Willi holte tief Luft und schoss seine frohe Botschaft heraus.

»TT erzählte, dass er hervorragende Beziehungen zu den »Arado Flugzeugwerken« in Brandenburg hätte. Der Oberste dort ist wohl ein Parteifreund von ihm. Was ich dir jetzt erzähle, wirst du mir bestimmt nicht glauben!« Zur Steigerung der Spannung legte er erneut eine Kunstpause ein.

»Wenn du möchtest, kannst du dich kurzfristig bei der Arado vorstellen, eine Aufnahmeprüfung machen und vielleicht bereits im April eine Lehre zum Flugzeugbauer beginnen«, Willi sah seinen Sohn an und erwartete eine Reaktion, die aber erst einmal ausblieb.

»Was sagst du nun? Wäre das nicht klasse? Was meinst du? Kann ich dieses Angebot von Tischler mit gutem Gewissen dir gegenüber ablehnen?«

Willi schaute seinen Sohn mit einem fragenden Lächeln an. Durfte er seinem Sohn die Möglichkeit nehmen, seinen Traum vom Fliegen ein Stückchen näherzukommen? Das wollte er natürlich nicht.

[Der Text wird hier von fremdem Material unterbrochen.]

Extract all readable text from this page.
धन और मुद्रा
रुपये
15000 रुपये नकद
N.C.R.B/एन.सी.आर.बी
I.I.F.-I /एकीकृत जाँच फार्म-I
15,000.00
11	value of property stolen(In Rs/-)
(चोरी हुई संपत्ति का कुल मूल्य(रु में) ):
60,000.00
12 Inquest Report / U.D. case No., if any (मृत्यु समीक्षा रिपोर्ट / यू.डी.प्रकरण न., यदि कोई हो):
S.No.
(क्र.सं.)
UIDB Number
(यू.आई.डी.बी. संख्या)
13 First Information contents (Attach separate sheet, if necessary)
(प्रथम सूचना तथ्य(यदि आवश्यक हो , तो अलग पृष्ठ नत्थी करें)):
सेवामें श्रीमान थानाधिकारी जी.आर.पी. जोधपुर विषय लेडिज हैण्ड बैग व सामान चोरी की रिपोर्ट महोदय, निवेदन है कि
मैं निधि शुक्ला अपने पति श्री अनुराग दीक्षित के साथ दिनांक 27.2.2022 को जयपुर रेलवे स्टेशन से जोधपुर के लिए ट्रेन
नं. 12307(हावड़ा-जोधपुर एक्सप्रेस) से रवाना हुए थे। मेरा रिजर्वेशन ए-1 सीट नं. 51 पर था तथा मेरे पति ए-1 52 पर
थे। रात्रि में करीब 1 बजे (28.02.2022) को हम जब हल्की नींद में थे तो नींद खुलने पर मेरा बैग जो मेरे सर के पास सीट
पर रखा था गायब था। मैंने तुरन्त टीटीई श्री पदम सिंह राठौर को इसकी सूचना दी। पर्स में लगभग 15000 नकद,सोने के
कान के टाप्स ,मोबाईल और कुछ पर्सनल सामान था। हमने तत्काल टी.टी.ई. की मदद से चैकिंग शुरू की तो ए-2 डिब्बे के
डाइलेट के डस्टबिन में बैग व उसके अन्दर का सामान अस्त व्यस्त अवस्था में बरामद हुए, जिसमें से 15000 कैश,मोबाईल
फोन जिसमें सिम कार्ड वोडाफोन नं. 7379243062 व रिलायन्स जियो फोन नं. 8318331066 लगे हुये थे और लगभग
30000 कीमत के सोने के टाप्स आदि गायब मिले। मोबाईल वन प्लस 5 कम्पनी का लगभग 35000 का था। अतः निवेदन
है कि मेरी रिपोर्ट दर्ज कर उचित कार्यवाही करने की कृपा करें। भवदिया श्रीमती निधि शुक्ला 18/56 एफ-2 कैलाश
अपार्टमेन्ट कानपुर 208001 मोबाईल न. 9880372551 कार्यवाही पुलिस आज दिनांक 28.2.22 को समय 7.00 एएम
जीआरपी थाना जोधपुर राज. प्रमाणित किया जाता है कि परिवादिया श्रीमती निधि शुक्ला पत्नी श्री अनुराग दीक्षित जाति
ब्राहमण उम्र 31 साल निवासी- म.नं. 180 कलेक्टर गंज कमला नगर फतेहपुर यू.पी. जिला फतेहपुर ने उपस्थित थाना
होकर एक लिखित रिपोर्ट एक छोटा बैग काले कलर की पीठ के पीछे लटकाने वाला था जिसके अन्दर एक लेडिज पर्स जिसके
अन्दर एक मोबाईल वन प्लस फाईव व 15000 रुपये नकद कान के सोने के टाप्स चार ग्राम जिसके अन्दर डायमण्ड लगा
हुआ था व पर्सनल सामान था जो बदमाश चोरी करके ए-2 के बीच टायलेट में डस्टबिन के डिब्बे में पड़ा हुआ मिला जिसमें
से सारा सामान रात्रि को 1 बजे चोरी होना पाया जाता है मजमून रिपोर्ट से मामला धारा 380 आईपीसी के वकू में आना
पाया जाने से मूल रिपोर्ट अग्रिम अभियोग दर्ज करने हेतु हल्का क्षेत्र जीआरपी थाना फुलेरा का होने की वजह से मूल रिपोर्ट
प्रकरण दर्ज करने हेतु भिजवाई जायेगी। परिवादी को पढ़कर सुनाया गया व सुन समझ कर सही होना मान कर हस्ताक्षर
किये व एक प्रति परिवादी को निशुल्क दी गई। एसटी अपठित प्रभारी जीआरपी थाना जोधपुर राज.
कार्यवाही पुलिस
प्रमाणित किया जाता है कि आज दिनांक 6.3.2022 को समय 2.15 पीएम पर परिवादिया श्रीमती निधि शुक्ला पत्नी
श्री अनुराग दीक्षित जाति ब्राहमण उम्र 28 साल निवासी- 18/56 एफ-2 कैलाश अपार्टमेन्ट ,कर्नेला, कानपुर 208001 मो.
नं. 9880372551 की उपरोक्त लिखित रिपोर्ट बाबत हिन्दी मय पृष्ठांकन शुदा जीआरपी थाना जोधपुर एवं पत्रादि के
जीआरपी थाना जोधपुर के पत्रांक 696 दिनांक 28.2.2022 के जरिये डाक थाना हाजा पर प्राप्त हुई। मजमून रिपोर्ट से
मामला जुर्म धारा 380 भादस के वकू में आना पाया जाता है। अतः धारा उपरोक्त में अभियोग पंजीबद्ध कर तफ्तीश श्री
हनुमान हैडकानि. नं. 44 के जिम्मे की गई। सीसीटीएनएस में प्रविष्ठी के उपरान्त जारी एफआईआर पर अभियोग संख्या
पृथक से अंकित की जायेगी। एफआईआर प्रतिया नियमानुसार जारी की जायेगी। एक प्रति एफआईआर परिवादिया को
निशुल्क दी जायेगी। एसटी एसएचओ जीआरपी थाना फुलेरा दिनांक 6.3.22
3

Aber ein Nazi-Vasall zu werden, konnte er sich als ehemaliges SPD-Mitglied auch nicht wirklich vorstellen. Das war eine sehr schwierige Situation und er hatte nur noch wenig Bedenkzeit.

Kalle war sekundenlang, nein, gefühlte Minuten lang komplett sprachlos. Was hatte er da eben gehört? Konnte das denn wahr sein? Er musste erst einmal verarbeiten, was sein Vater ihm da gerade erzählt hatte. Seine Gedanken schwirrten nur so durch seinen Kopf. Er konnte Flugzeugbauer werden, vielleicht auch mal mitfliegen, einen Flugschein machen, Flieger werden. Wahnsinn! Dann platzte es endlich aus ihm heraus.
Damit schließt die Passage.